Fox: I do think that when lawmakers threw up their hands in the ’80s and let the industry set its own rules, this became less medicine than shopping. Sperm-donor banks say really clearly in their marketing materials that they have an extremely rigorous and selective vetting process using the technology of medicine and science. They’re not required to run background checks or ask donors to document their health history. And they’re promising young men in college towns—maybe down on their luck, in need of money—an easy and anonymous way to make serious money.
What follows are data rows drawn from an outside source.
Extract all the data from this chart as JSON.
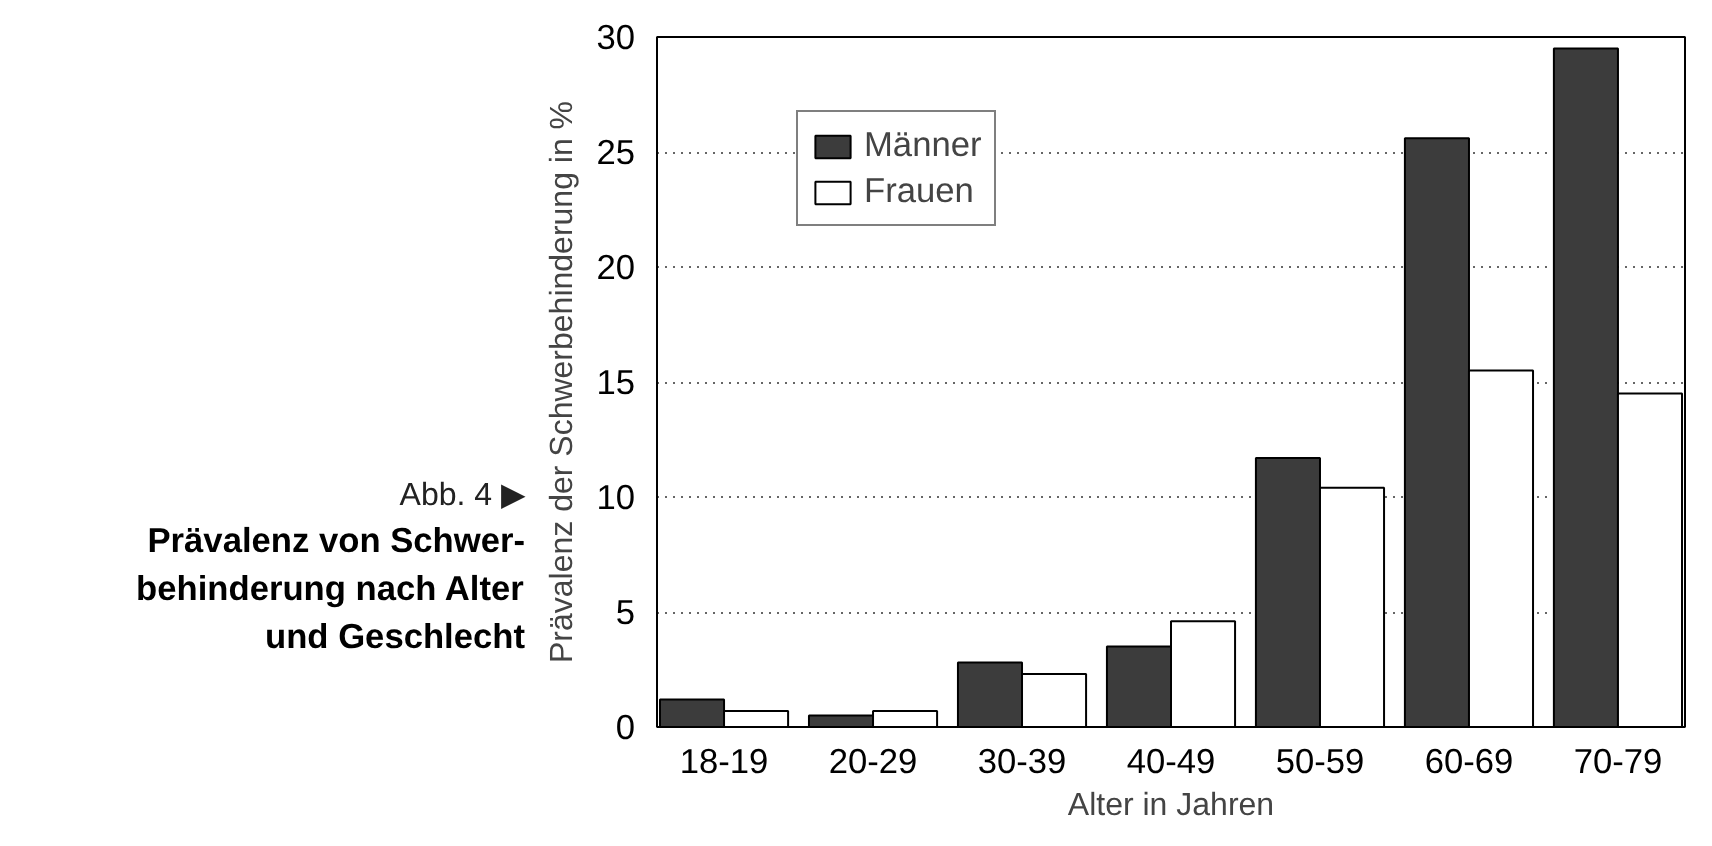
{
  "chart_data": {
    "type": "bar",
    "title": "Prävalenz von Schwer-\nbehinderung nach Alter\nund Geschlecht",
    "xlabel": "Alter in Jahren",
    "ylabel": "Prävalenz der Schwerbehinderung in %",
    "annotations": [
      "Abb. 4 ▶"
    ],
    "categories": [
      "18-19",
      "20-29",
      "30-39",
      "40-49",
      "50-59",
      "60-69",
      "70-79"
    ],
    "series": [
      {
        "name": "Männer",
        "color": "#3c3c3c",
        "values": [
          1.2,
          0.5,
          2.8,
          3.5,
          11.7,
          25.6,
          29.5
        ]
      },
      {
        "name": "Frauen",
        "color": "#ffffff",
        "values": [
          0.7,
          0.7,
          2.3,
          4.6,
          10.4,
          15.5,
          14.5
        ]
      }
    ],
    "ylim": [
      0,
      30
    ],
    "yticks": [
      0,
      5,
      10,
      15,
      20,
      25,
      30
    ],
    "grid": "y",
    "legend": "top left"
  }
}
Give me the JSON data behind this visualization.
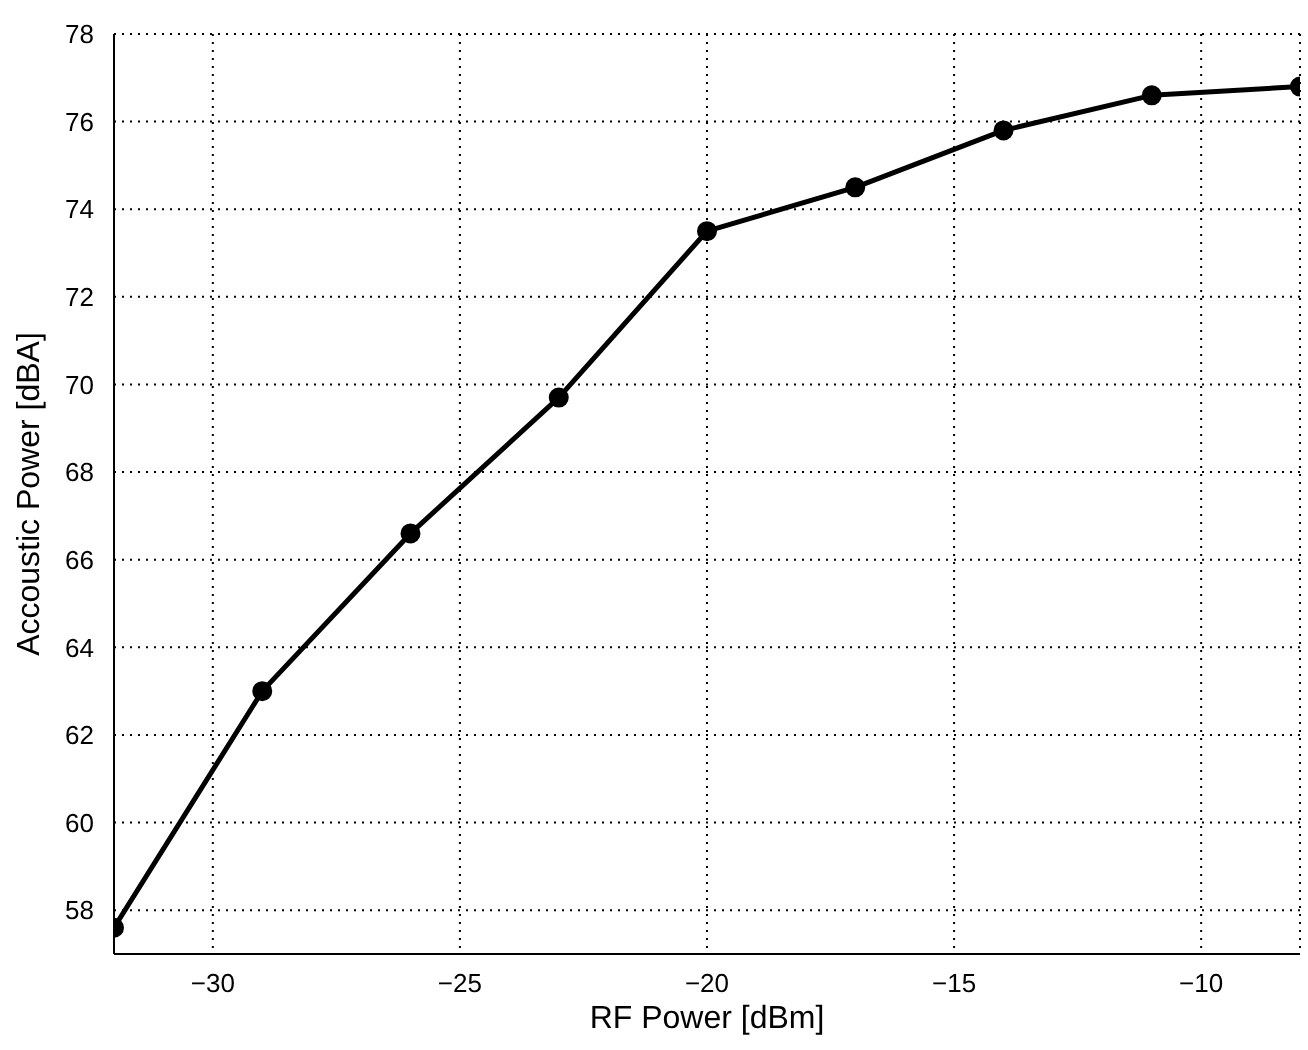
{
  "chart_data": {
    "type": "line",
    "xlabel": "RF Power [dBm]",
    "ylabel": "Accoustic Power [dBA]",
    "x": [
      -32,
      -29,
      -26,
      -23,
      -20,
      -17,
      -14,
      -11,
      -8
    ],
    "series": [
      {
        "color": "#000000",
        "values": [
          57.6,
          63.0,
          66.6,
          69.7,
          73.5,
          74.5,
          75.8,
          76.6,
          76.8
        ]
      }
    ],
    "xlim": [
      -32,
      -8
    ],
    "xticks": [
      -30,
      -25,
      -20,
      -15,
      -10
    ],
    "ylim": [
      57,
      78
    ],
    "yticks": [
      58,
      60,
      62,
      64,
      66,
      68,
      70,
      72,
      74,
      76,
      78
    ],
    "grid": true,
    "marker": "circle",
    "line_style": "solid"
  }
}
Zhang: Have the parents you interviewed listened to the podcast, and have they listened specifically to the last episode, when you interview Chris, the donor?

Fox: No.

Zhang: Well, I wanted to ask about that last episode, because a lot of the things you’re talking about come to a head in it. The donor is an abstract throughout the previous seven episodes. All you know about him are his struggles with mental illness and his arrest records, and this was all really dark. When you finally talk to him, you get to know him as a complicated person who has struggled but has also grown. I wonder if the mothers—the fears they expressed about their children inheriting his mental illness—will feel different once they hear from him.

Fox: Me too. I’m dying to know the answer to that question and what the next chapter might bring for them and their kids. These are not just abstract issues of law or ethics. The donor himself is a really good example of that. He was an idea. He was a party to litigation. He was a character in a story, and then getting to know him made him so much more complicated.

Sarah Zhang is a staff writer at The Atlantic.